Woher der Landkreis sein prophetisches Wissen über diese so rasche, erneute Neubesetzung der bwlv-Geschäftführung hatte, sagt die Sitzungsvorlage nicht. Tatsächlich nennt die bwlv-Homepage seit diesem Frühjahr Oliver Kaiser als ihren neuen Geschäftsführer. Was mit seinem, nur so kurzzeitigen Amtsvorgänger passiert sein könnte – dazu mag sich offiziell niemand wirklich äußern.

Allerdings: Bevor es zu einem wirklich neuen, ordentlichen Abschluss einer Vereinbarung zwischen dem Kreis Calw und dem bwlv kommen konnte, hatte nun die aktuelle Corona-Pandemie beide Seiten dazu gezwungen, die bestehende, provisorische Vereinbarung erst einmal um weitere sechs Monate bis zum Jahresende zu verlängern.
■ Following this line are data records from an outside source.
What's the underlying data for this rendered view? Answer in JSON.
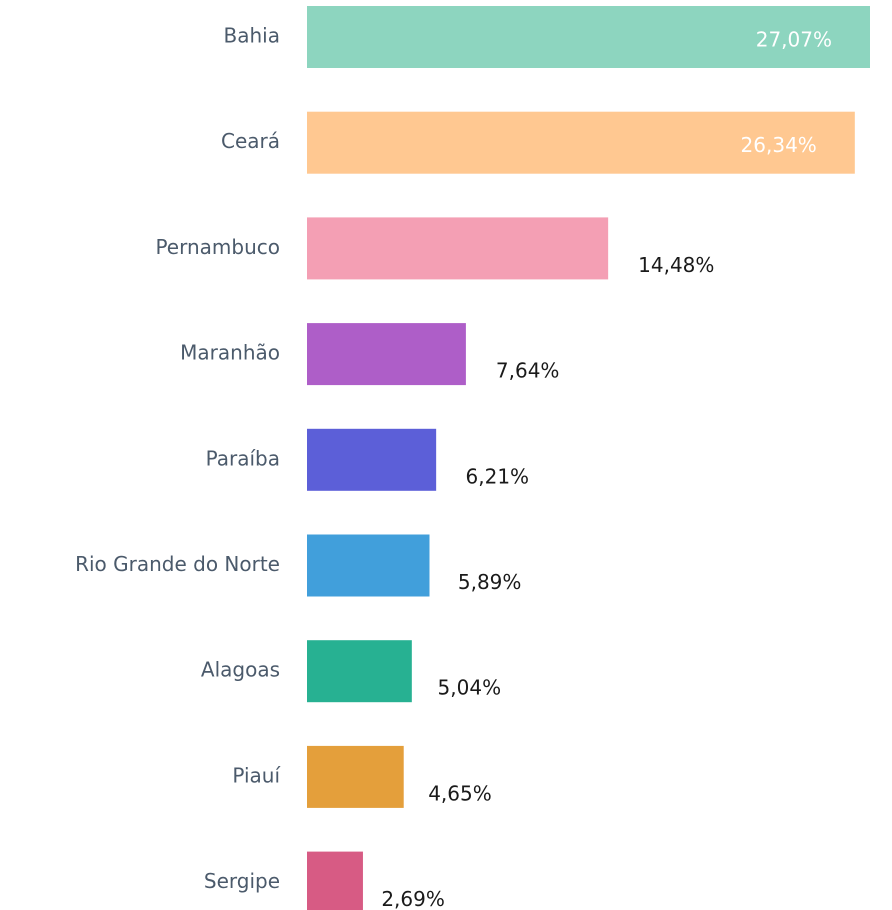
{
  "chart_data": {
    "type": "barh",
    "categories": [
      "Bahia",
      "Ceará",
      "Pernambuco",
      "Maranhão",
      "Paraíba",
      "Rio Grande do Norte",
      "Alagoas",
      "Piauí",
      "Sergipe"
    ],
    "values": [
      27.07,
      26.34,
      14.48,
      7.64,
      6.21,
      5.89,
      5.04,
      4.65,
      2.69
    ],
    "value_labels": [
      "27,07%",
      "26,34%",
      "14,48%",
      "7,64%",
      "6,21%",
      "5,89%",
      "5,04%",
      "4,65%",
      "2,69%"
    ],
    "colors": [
      "#8dd5bf",
      "#ffc891",
      "#f49fb4",
      "#ae5ec8",
      "#5c5fd8",
      "#419fdb",
      "#27b192",
      "#e49f3b",
      "#d75b84"
    ]
  }
}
bwlv als Träger einer "Substitutionspraxis"

Mittlerweile aber habe ein "erster sehr konstruktiver persönlicher Austausch mit dem neuen Geschäftsführer des bwlv und Vertretern der Fachstelle Sucht Calw" stattgefunden. Auf Nachfrage des Landkreises seien nun "sehr transparente und umfangreiche Angaben zur Kosten- und Erlössituation der Fachstelle Sucht Calw offengelegt" worden. Ebenso sei die Bereitschaft erkennbar, "die Leistungsinhalte der zukünftigen Zusammenarbeit konkret zu beschreiben und bedarfsgerecht zu vereinbaren sowie aussagekräftige jährliche Verwendungsnachweise vorzulegen".

Die Prüfung dieser mittlerweile eingereichten Kalkulation habe ergeben, dass die Leistungen der Fachstelle Sucht im Kreis Calw im bisherigen Umfang auch ab dem 1. Januar 2021 "mit einem kommunalen Zuschuss in Höhe von 241 000 Euro" wie bisher erbracht werden könnten. Dieser – gegenüber den letzten Jahren unveränderte – Zuschuss könne "angesichts der Personalkostensteigerungen in den vergangenen sechs Jahren ohne weiteres als für den Landkreis akzeptabel angesehen werden". Er mache außerdem "die Bemühungen des Trägers deutlich anderweitige Refinanzierungsmöglichkeiten intensiver auszuschöpfen". Klingt nach einem Happy End für den Kreis Calw.

Um aber auch wieder eine längerfristige, beiderseitige Planungssicherheit zu erzielen, solle nun auch erneut eine Vereinbarung mit dem bwlv mit mehrjähriger Laufzeit ausgehandelt werden – wofür der BSA per einstimmigen Beschluss formal der Landkreis-Verwaltung den Auftrag erteilte. Im neuen Vereinbarungs-Zeitraum sollen dann "nach entsprechender Prüfung und Abstimmung" auch jeweils Anpassungen vorgenommen werden können, die dem bwlv künftig "eine Refinanzierung der tariflichen Personal- und Sachkostensteigerungen" ermöglichen würde.

Was den Landkreis dabei besonders erfreut, wie aus der einzigen Nachfrage zum Thema aus den Reihen der BSA-Kreisräte deutlich wurde: Der bwlv und seine neue Geschäftsführung habe sich im Rahmen der aktuellen Vertrags-Gespräche auch interessiert gezeigt, Träger einer sogenannten Substitutionspraxis (für die kontrollierte Abgabe von Methadon) im Landkreis zu werden. Hierzu seien bereits weitere Gespräche anberaumt. Aktuell müssen Suchtkranke im Kreis Calw, die durch die Einnahme von Substitutionsmitteln von ihrer Drogensucht loskommen wollen, dafür auf entsprechende Praxen in den Nachbarkreisen ausweichen. Im Kreis Calw gibt es aktuell keinen Arzt, der etwa Methadon noch verschreibt.